Two papillary muscles give rise to chordae tendinae: each muscle supports both leaflets. The anterolateral papillary muscle, which usually has one head, arises between the mid and apical third of the lateral ventricular wall. The posteromedial papillary muscle has two heads, and arises from the middle third to apex of the posterior septal wall. The blood supply to the posteromedial papillary muscle comes from a single coronary territory: the right or the circumflex coronary artery depending on the coronary dominance. The anterolateral papillary muscle has a dual blood supply from the left anterior descending and the diagonal or marginal branches of the circumflex coronary arteries. The anterior papillary muscle is therefore less prone to acute ischemic rupture.

During diastole the large surface area of the anterior mitral leaflet which opens into the left ventricle, divides the ventricle into the inflow chamber and the outflow tract. During the cardiac cycle the annulus contracts circumferentially, is displaced apically and folds in the intercommissural axis. This results in shortening of the distance between the annulus and left ventricular apex which augments the effects of ventricular systolic contraction, displacing blood into the aorta.

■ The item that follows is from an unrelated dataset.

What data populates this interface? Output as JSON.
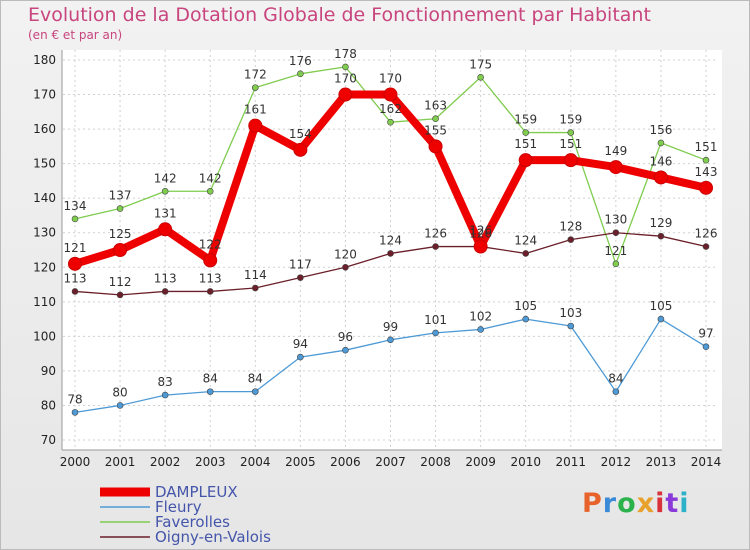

During this phase of systole when the mitral valve is closed, there is normally a large surface of coaptation between the anterior and posterior leaflets preventing regurgitation. Dysfunction of any of the anatomical components of the mitral valve may reduce this surface of coaptation, leading to regurgitation. The likelihood of a competent and durable repair depends on the ability of the surgeon to identify and address any dysfunction.